Dolores Dei
Fictional historical figure — the Innocence of interisolary travel and the connected world in Disco Elysium's worldbuilding. Ruled approximately three centuries before the game's present, in the wake of the discovery of the Insulindian isola by explorers from the continent of Mundi. Most widely considered the greatest of all innocences in the present century; the figure most directly associated with the discoveries that produced modern Elysium — interisolary travel, the connected world, three consecutive scientific revolutions. Her image appears across Revachol as iconography in the post-Coalition political-religious culture.
Stake§
Dolores Dei's stake within the fiction is the post-mortem one of historical reputation, which the in-game political-religious culture treats as ongoing. She is the Innocence whose era is responsible for most of what makes the present world recognisably modern; she is also the Innocence whose alleged non-human attributes provide the worldbuilding's strongest hint that the innocences are metaphysically more than great humans. The dialogue around her is one of the principal ways the game gestures at worldbuilding it does not fully resolve.
A young man in her security detail, the in-game lore holds, came to suspect that Dolores Dei was not entirely human, but something else. His evidence: he touched her once and found her body unnaturally warm, like a furnace; he observed her forget to breathe for over ten minutes during a routine event. The detail is repeated several times across the game's encounters with characters who study or worship her, and it is one of the clearest cases where the worldbuilding declares that the Innocences are not merely great figures in the historical-materialist sense but supernaturally- inflected ones in some sense the worldbuilding does not specify.
Dolores Dei's substantive contribution, on the in-fiction historical account, is the connected world.
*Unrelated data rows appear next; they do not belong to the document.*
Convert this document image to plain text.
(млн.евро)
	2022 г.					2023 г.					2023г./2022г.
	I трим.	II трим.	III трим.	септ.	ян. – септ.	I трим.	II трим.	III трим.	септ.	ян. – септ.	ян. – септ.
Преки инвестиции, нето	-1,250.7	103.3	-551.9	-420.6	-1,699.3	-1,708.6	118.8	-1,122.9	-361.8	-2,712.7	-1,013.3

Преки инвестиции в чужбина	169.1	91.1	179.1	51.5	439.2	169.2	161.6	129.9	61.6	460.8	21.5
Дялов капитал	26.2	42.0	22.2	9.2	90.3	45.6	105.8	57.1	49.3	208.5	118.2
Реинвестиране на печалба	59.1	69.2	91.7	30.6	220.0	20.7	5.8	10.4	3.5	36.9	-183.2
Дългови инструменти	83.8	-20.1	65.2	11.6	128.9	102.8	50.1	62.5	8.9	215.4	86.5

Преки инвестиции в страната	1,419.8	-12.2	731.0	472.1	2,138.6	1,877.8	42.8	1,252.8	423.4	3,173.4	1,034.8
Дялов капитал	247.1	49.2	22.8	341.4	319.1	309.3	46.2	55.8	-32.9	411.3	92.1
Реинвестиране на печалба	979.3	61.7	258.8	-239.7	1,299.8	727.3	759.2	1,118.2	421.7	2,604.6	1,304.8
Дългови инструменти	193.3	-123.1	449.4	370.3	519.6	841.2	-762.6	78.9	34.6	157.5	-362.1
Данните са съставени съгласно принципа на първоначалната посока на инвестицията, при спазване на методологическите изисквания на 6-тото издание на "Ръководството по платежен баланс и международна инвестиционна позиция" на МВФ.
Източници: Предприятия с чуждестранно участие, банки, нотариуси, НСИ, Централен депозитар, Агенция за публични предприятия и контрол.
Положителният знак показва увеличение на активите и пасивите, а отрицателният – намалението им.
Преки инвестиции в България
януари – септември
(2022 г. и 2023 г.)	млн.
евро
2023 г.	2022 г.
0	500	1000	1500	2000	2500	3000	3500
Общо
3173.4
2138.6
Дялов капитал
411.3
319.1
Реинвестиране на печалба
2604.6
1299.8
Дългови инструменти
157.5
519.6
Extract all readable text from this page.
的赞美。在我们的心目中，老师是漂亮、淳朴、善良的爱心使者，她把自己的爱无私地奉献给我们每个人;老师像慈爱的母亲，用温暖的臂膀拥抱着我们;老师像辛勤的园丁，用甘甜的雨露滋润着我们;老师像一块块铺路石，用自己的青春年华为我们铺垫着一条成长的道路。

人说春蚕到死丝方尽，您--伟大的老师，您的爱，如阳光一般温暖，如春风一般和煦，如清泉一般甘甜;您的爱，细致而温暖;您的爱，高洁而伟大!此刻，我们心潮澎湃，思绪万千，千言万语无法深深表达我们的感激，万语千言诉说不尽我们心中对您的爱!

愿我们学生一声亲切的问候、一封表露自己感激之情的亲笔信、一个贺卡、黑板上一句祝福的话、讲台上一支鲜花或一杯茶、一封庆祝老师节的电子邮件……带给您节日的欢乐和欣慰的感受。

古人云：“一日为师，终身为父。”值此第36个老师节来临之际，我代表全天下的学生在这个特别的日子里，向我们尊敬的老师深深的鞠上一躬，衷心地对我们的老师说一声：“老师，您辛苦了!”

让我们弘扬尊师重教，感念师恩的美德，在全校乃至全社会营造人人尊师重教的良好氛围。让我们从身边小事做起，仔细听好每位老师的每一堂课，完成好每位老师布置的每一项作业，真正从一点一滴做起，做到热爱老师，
Before her era, interisolary travel was sporadic and isola were effectively isolated by the Pale; the technology and political-economic arrangements that made regular interisolary aerostatic travel possible were assembled during her rule. The political-economic infrastructure of contemporary Elysium — the Coalition of Nations, the global Reál currency, the interisolary scientific community — descends from this period. Dolores Dei is the figure modern Elysium's political-historical self-understanding is organised around.
Dolores Dei is the game's principal working-example of the Innocences as worldbuilding device. The figure does not appear in person — the game's present is centuries after her death — but her historical and political-religious weight runs through the encounters with characters across Revachol. The Mesque view of Franconegro as the real greatest Innocence is the principal competing position within the worldbuilding; the present century's shift toward Dolores Dei as the consensus greatest is one of the worldbuilding's quieter historiographic moves. Read the encounters in the church on the reclaimed land for the political-religious texture of her ongoing cultural presence.